Monday, September 5, 2011

Labor Department, Unemployment

WASHINGTON (AP) — The monthly unemployment rate released by the Labor Department doesn't tell the whole story.

While it's bad enough at 9.1 percent, there's a number behind the number that paints a broader picture. The Labor Department compiles the figure to assess how many people want full-time work and can't find it — a number the unemployment rate alone doesn't capture.

Combined, the 14 million officially unemployed; the "underemployed" part-timers who want full-time work; and "discouraged" people who have stopped looking make up 16.2 percent of working-age Americans.

In a healthy economy, this broader measure of unemployment stays below 10 percent. It's been 15 percent or more since the Great Recession officially ended.
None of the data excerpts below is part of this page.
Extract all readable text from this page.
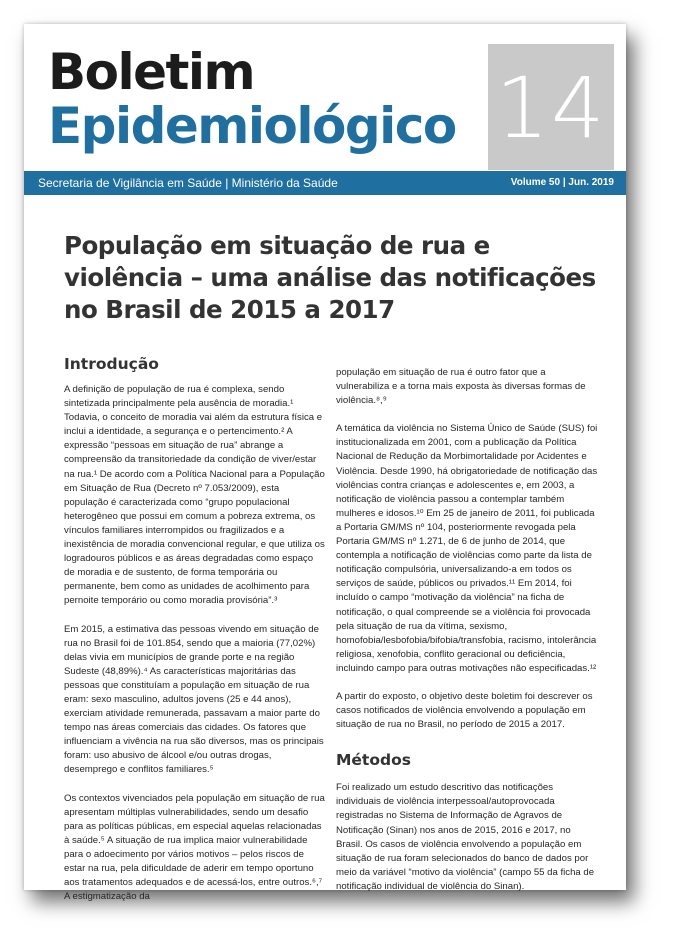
Boletim
Epidemiológico 14
Secretaria de Vigilância em Saúde | Ministério da Saúde	Volume 50 | Jun. 2019
População em situação de rua e violência – uma análise das notificações no Brasil de 2015 a 2017
Introdução

A definição de população de rua é complexa, sendo sintetizada principalmente pela ausência de moradia.¹ Todavia, o conceito de moradia vai além da estrutura física e inclui a identidade, a segurança e o pertencimento.² A expressão “pessoas em situação de rua” abrange a compreensão da transitoriedade da condição de viver/estar na rua.¹ De acordo com a Política Nacional para a População em Situação de Rua (Decreto nº 7.053/2009), esta população é caracterizada como “grupo populacional heterogêneo que possui em comum a pobreza extrema, os vínculos familiares interrompidos ou fragilizados e a inexistência de moradia convencional regular, e que utiliza os logradouros públicos e as áreas degradadas como espaço de moradia e de sustento, de forma temporária ou permanente, bem como as unidades de acolhimento para pernoite temporário ou como moradia provisória”.³

Em 2015, a estimativa das pessoas vivendo em situação de rua no Brasil foi de 101.854, sendo que a maioria (77,02%) delas vivia em municípios de grande porte e na região Sudeste (48,89%).⁴ As características majoritárias das pessoas que constituíam a população em situação de rua eram: sexo masculino, adultos jovens (25 e 44 anos), exerciam atividade remunerada, passavam a maior parte do tempo nas áreas comerciais das cidades. Os fatores que influenciam a vivência na rua são diversos, mas os principais foram: uso abusivo de álcool e/ou outras drogas, desemprego e conflitos familiares.⁵

Os contextos vivenciados pela população em situação de rua apresentam múltiplas vulnerabilidades, sendo um desafio para as políticas públicas, em especial aquelas relacionadas à saúde.⁵ A situação de rua implica maior vulnerabilidade para o adoecimento por vários motivos – pelos riscos de estar na rua, pela dificuldade de aderir em tempo oportuno aos tratamentos adequados e de acessá-los, entre outros.⁶,⁷ A estigmatização da

população em situação de rua é outro fator que a vulnerabiliza e a torna mais exposta às diversas formas de violência.⁸,⁹

A temática da violência no Sistema Único de Saúde (SUS) foi institucionalizada em 2001, com a publicação da Política Nacional de Redução da Morbimortalidade por Acidentes e Violência. Desde 1990, há obrigatoriedade de notificação das violências contra crianças e adolescentes e, em 2003, a notificação de violência passou a contemplar também mulheres e idosos.¹⁰ Em 25 de janeiro de 2011, foi publicada a Portaria GM/MS nº 104, posteriormente revogada pela Portaria GM/MS nº 1.271, de 6 de junho de 2014, que contempla a notificação de violências como parte da lista de notificação compulsória, universalizando-a em todos os serviços de saúde, públicos ou privados.¹¹ Em 2014, foi incluído o campo “motivação da violência” na ficha de notificação, o qual compreende se a violência foi provocada pela situação de rua da vítima, sexismo, homofobia/lesbofobia/bifobia/transfobia, racismo, intolerância religiosa, xenofobia, conflito geracional ou deficiência, incluindo campo para outras motivações não especificadas.¹²

A partir do exposto, o objetivo deste boletim foi descrever os casos notificados de violência envolvendo a população em situação de rua no Brasil, no período de 2015 a 2017.

Métodos

Foi realizado um estudo descritivo das notificações individuais de violência interpessoal/autoprovocada registradas no Sistema de Informação de Agravos de Notificação (Sinan) nos anos de 2015, 2016 e 2017, no Brasil. Os casos de violência envolvendo a população em situação de rua foram selecionados do banco de dados por meio da variável “motivo da violência” (campo 55 da ficha de notificação individual de violência do Sinan).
When things eventually get better, America's 14 million unemployed will compete with each other, the underemployed looking for full-time work and the discouraged who may get back into the job market. That could keep the unemployment rate high.
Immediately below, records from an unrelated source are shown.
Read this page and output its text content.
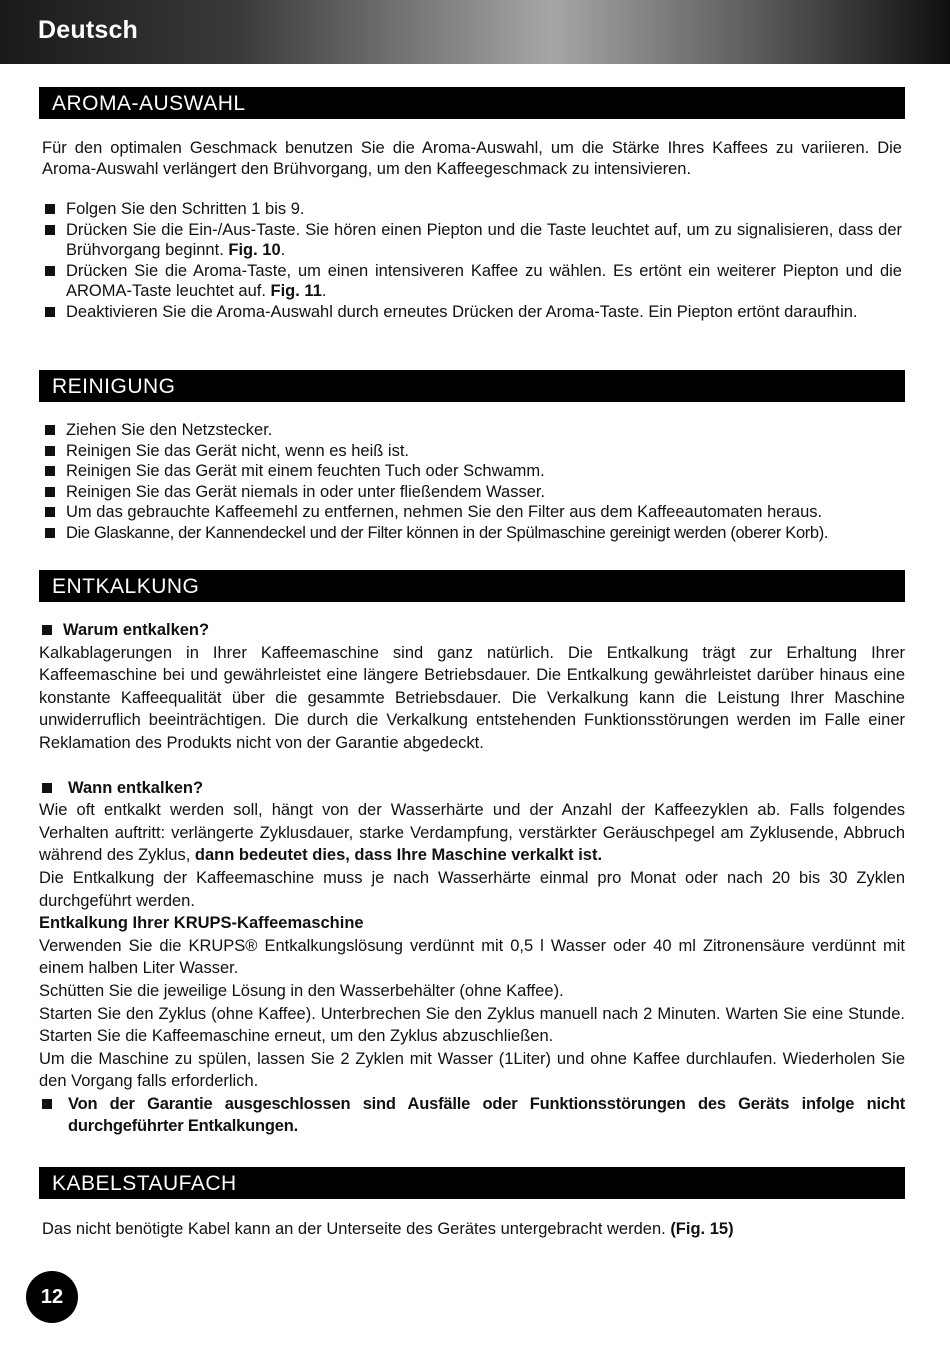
Deutsch
AROMA-AUSWAHL

Für den optimalen Geschmack benutzen Sie die Aroma-Auswahl, um die Stärke Ihres Kaffees zu variieren. Die Aroma-Auswahl verlängert den Brühvorgang, um den Kaffeegeschmack zu intensivieren.

Folgen Sie den Schritten 1 bis 9.
Drücken Sie die Ein-/Aus-Taste. Sie hören einen Piepton und die Taste leuchtet auf, um zu signalisieren, dass der Brühvorgang beginnt. Fig. 10.
Drücken Sie die Aroma-Taste, um einen intensiveren Kaffee zu wählen. Es ertönt ein weiterer Piepton und die AROMA-Taste leuchtet auf. Fig. 11.
Deaktivieren Sie die Aroma-Auswahl durch erneutes Drücken der Aroma-Taste. Ein Piepton ertönt daraufhin.
REINIGUNG
Ziehen Sie den Netzstecker.
Reinigen Sie das Gerät nicht, wenn es heiß ist.
Reinigen Sie das Gerät mit einem feuchten Tuch oder Schwamm.
Reinigen Sie das Gerät niemals in oder unter fließendem Wasser.
Um das gebrauchte Kaffeemehl zu entfernen, nehmen Sie den Filter aus dem Kaffeeautomaten heraus.
Die Glaskanne, der Kannendeckel und der Filter können in der Spülmaschine gereinigt werden (oberer Korb).
ENTKALKUNG
Warum entkalken?

Kalkablagerungen in Ihrer Kaffeemaschine sind ganz natürlich. Die Entkalkung trägt zur Erhaltung Ihrer Kaffeemaschine bei und gewährleistet eine längere Betriebsdauer. Die Entkalkung gewährleistet darüber hinaus eine konstante Kaffeequalität über die gesammte Betriebsdauer. Die Verkalkung kann die Leistung Ihrer Maschine unwiderruflich beeinträchtigen. Die durch die Verkalkung entstehenden Funktionsstörungen werden im Falle einer Reklamation des Produkts nicht von der Garantie abgedeckt.

Wann entkalken?

Wie oft entkalkt werden soll, hängt von der Wasserhärte und der Anzahl der Kaffeezyklen ab. Falls folgendes Verhalten auftritt: verlängerte Zyklusdauer, starke Verdampfung, verstärkter Geräuschpegel am Zyklusende, Abbruch während des Zyklus, dann bedeutet dies, dass Ihre Maschine verkalkt ist.

Die Entkalkung der Kaffeemaschine muss je nach Wasserhärte einmal pro Monat oder nach 20 bis 30 Zyklen durchgeführt werden.

Entkalkung Ihrer KRUPS-Kaffeemaschine

Verwenden Sie die KRUPS® Entkalkungslösung verdünnt mit 0,5 l Wasser oder 40 ml Zitronensäure verdünnt mit einem halben Liter Wasser.

Schütten Sie die jeweilige Lösung in den Wasserbehälter (ohne Kaffee).

Starten Sie den Zyklus (ohne Kaffee). Unterbrechen Sie den Zyklus manuell nach 2 Minuten. Warten Sie eine Stunde. Starten Sie die Kaffeemaschine erneut, um den Zyklus abzuschließen.

Um die Maschine zu spülen, lassen Sie 2 Zyklen mit Wasser (1Liter) und ohne Kaffee durchlaufen. Wiederholen Sie den Vorgang falls erforderlich.

Von der Garantie ausgeschlossen sind Ausfälle oder Funktionsstörungen des Geräts infolge nicht durchgeführter Entkalkungen.
KABELSTAUFACH

Das nicht benötigte Kabel kann an der Unterseite des Gerätes untergebracht werden. (Fig. 15)

12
The Dalai Lama on  Unemployment (part two)

So there might be different ways in which individuals will respond to the challenges of change. What is important is to acknowledge this fact and try to work out how best to cope with the immediate problem itself. For example, if you need employment as a means of your livelihood and if you become unemployed, then all your efforts should be put into looking for new employment so that your livelihood will be secure. But there are two different responses. One person may feel demoralized and become sort of paralyzed, thinking, There is no hope, I lost my job, what am I supposed to do? But another individual in the same situation might look at it as an opportunity to make some changes. As a challenge. So that is the more positive way, the more proactive way of dealing with this problem. But of course it is not easy.
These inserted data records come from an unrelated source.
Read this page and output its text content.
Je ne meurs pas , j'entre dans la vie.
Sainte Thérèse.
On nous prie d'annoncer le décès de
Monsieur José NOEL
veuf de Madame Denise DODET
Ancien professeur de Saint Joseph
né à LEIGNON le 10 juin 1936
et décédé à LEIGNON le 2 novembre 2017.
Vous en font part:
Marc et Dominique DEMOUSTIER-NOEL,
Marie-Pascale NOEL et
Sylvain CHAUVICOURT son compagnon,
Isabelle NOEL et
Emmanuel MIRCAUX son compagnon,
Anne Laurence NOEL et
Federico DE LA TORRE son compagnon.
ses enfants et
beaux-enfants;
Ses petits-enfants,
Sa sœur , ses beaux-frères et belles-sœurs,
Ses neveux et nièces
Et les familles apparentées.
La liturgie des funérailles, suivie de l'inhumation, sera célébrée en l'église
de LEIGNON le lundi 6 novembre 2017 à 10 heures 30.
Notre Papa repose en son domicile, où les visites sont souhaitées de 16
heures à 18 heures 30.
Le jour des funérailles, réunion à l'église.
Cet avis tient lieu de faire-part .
There may also be other ways that might help at least reduce the mental anxiety of dealing with the situation, so that a person can use all their mental energy to find new work. For Buddhists, there are certain thought processes and considerations that help--for example, the belief in karma [one's actions] and ultimately taking responsibility for one's own karma. Although this kind of mental attitude may not have any effect in physically resolving the situation, at least it will help ease the individual from the psychological effect of losing the job, and so on. And of course, believers in other religious systems can also take some consolation in their own beliefs.

--from The Art of Happiness at Work by His Holiness the Dalai Lama, and Dr. Howard C. Cutler, M.D.

1 comment:

Ivan Secherev said...

From Russia. Not many Buddhists here, but I will follow this blog due to the news feature.